Previously, as a career United States diplomat with the Foreign Service for 25 years, Mr. Hooper served at assignments in Dhahran, Saudi Arabia, during the 1973 October War; Beirut, Lebanon; Damascus, Syria, during the Lebanon civil war and formative years of the Arab-Israel peace process; Tripoli, Libya, during the Qadhafi-inspired mob attacks against the American Embassy; London, England; Kuwait, where as Deputy Ambassador he negotiated and implemented the naval protection agreement for reflagged Kuwaiti oil tankers; and Warsaw, Poland, where as Deputy Ambassador he led the effort to prepare Poland’s post-communist government and military for NATO membership. He also served as the State Department’s director of Canadian Affairs and as diplomat-in-residence at the Political Science Department of the United States Air Force Academy in Colorado Springs, Colorado. While serving as deputy director of the office of East European and Yugoslav affairs from 1989-91, he was responsible for managing U.S. bilateral relations with the Balkan and Baltic states. He retired from the Foreign Service in 1997.
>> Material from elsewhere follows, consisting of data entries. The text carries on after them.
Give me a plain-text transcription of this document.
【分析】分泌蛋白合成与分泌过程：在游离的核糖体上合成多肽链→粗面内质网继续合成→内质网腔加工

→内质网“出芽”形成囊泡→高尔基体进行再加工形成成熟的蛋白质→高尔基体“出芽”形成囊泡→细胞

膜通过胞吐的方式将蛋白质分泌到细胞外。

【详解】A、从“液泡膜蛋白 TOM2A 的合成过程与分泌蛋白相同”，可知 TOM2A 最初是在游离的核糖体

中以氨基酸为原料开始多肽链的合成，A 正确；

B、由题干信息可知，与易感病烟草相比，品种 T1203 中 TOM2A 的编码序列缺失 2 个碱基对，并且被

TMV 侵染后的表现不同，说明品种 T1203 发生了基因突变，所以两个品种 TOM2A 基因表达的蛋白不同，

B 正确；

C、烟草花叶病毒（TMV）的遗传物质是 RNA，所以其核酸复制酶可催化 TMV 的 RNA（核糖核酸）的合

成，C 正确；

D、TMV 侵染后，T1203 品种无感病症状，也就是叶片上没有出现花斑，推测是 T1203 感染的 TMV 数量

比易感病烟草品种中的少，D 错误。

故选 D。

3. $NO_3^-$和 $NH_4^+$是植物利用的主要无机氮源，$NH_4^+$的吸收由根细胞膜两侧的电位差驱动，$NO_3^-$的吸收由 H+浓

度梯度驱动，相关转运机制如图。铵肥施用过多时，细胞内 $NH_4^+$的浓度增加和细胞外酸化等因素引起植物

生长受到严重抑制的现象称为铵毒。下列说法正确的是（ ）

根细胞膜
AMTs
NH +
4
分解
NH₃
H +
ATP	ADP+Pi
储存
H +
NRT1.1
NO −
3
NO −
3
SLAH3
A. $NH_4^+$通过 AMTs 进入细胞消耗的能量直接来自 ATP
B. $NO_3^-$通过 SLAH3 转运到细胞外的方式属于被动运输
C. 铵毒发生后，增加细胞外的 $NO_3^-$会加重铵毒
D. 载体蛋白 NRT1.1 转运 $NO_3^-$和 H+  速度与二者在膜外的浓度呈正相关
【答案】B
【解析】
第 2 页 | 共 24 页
Mr. Hooper has worked on a range of issues with PILPG: efforts to resolve problems in Kosovo, Bosnia, Macedonia and Serbia; leading two election-monitoring delegations to Nagorno-Karabakh in the Caucasus; the search for alternative policies to replace the military regime in Burma; and Sri Lankan conflict resolution issues.

Mr. Hooper received his Master of International Affairs degree from Columbia University in New York and a Bachelor of Arts degree from the American University’s School of International Service in Washington, D.C.